C’est un coup d’arrêt brutal pour l’un des textes sociétaux les plus attendus du quinquennat en France. Alors que la chambre haute semblait avoir ouvert la porte à une évolution législative en validant l’article inaugural du projet de loi, la dynamique s’est inversée ce mercredi lors de l’examen des dispositions techniques. En rejetant une composante spécifique du texte, les sénateurs ont vidé la réforme de sa substance, créant une impasse politique immédiate.
Le basculement s’est joué sur l’article 4. Par 144 voix contre 123, le Sénat a rejeté cette disposition qui devait définir les modalités concrètes de l’euthanasie et du suicide assisté. Si l’article 1, adopté la veille, inscrivait le principe d’une « assistance médicale à mourir » dans le Code de la santé publique, le rejet de l’article 4 prive ce principe de son application pratique. Selon les informations rapportées par l’agence Anadolu, ce vote met en échec « le cœur du texte » et l’architecture centrale de la réforme.
**Une alliance de circonstances contre le texte**
Ce rejet est le fruit d’une convergence d’oppositions aux motivations contradictoires. D’un côté, une partie des sénateurs Les Républicains (LR) et centristes refusent le principe même de l’euthanasie. De l’autre, des élus de gauche ont joint leurs voix à l’opposition, non pas pour bloquer le texte, mais parce qu’ils jugeaient la version sénatoriale trop restrictive.
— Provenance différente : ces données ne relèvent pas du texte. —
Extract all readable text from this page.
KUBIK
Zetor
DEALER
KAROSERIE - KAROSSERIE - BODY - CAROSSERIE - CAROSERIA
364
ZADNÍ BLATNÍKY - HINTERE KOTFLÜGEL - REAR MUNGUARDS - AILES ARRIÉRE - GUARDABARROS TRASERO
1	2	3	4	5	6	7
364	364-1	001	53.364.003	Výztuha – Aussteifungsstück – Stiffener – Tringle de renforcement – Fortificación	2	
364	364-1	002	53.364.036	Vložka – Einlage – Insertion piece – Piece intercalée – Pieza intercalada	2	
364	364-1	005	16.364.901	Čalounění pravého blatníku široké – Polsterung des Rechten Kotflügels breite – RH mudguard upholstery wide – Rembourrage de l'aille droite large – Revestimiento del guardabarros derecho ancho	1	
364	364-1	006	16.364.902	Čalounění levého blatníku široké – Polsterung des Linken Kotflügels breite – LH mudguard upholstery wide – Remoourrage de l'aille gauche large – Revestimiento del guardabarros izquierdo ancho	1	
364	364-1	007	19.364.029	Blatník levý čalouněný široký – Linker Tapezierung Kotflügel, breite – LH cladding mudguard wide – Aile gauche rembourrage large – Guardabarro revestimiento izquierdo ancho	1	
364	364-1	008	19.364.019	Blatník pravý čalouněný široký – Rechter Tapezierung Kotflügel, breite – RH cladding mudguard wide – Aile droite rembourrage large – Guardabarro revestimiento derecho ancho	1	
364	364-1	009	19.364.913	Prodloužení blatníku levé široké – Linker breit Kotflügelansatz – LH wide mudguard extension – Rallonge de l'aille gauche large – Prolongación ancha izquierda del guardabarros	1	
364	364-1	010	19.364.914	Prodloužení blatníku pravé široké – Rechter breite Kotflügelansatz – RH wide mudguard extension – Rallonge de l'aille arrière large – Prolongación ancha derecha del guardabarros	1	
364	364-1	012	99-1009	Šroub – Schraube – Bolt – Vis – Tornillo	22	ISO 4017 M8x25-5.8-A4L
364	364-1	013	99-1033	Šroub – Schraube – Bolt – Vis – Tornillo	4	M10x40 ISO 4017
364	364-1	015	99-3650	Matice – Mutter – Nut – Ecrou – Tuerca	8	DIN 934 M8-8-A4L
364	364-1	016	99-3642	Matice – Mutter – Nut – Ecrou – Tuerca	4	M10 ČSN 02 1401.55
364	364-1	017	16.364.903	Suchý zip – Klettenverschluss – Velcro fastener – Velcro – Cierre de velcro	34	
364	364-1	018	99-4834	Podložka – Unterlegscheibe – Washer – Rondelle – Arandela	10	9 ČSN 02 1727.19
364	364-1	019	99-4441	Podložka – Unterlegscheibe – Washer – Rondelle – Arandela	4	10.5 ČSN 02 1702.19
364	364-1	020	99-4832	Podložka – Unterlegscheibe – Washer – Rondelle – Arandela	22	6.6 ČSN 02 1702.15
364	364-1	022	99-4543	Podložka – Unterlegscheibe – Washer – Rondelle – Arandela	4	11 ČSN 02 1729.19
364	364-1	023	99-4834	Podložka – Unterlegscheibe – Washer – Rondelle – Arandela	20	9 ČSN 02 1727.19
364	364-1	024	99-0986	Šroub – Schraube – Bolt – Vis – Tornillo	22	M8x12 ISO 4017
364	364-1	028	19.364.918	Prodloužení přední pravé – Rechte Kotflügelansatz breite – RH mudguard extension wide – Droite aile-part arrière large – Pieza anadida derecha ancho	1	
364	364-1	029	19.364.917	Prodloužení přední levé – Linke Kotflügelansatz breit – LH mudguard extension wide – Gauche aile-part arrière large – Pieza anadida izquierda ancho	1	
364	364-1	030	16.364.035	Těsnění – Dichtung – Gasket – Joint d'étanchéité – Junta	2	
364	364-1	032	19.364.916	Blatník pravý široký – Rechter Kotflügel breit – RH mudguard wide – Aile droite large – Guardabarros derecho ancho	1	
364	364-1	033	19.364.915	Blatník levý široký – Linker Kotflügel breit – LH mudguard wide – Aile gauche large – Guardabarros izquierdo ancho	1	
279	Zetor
Les rapporteurs de la commission des affaires sociales, Christine Bonfanti-Dossat et Alain Milon, proposaient un cadre limitant l’accès à l’aide à mourir aux seuls patients en fin de vie. Les élus de gauche souhaitaient, eux, rétablir la version votée par l’Assemblée nationale, qui ouvrait ce droit aux patients en « phase avancée » de la maladie, sans condition de décès imminent. Cette divergence stratégique a empêché la constitution d’une majorité favorable.
**L’hypothèse du référendum réactivée**
La ministre de la Santé, Stéphanie Rist, avait pourtant tenté de sauver le dispositif en appelant les sénateurs à se rapprocher du texte des députés, sans succès. Ce blocage institutionnel laisse planer une incertitude totale sur l’avenir de la réforme.
Face à l’impossibilité de dégager une majorité claire au Parlement sur ce sujet sensible, l’exécutif pourrait être contraint de changer de méthode. L’hypothèse d’un référendum, évoquée par le président Emmanuel Macron en mai dernier en cas d’impasse parlementaire, revient désormais sur la table comme une issue possible pour trancher ce débat de société.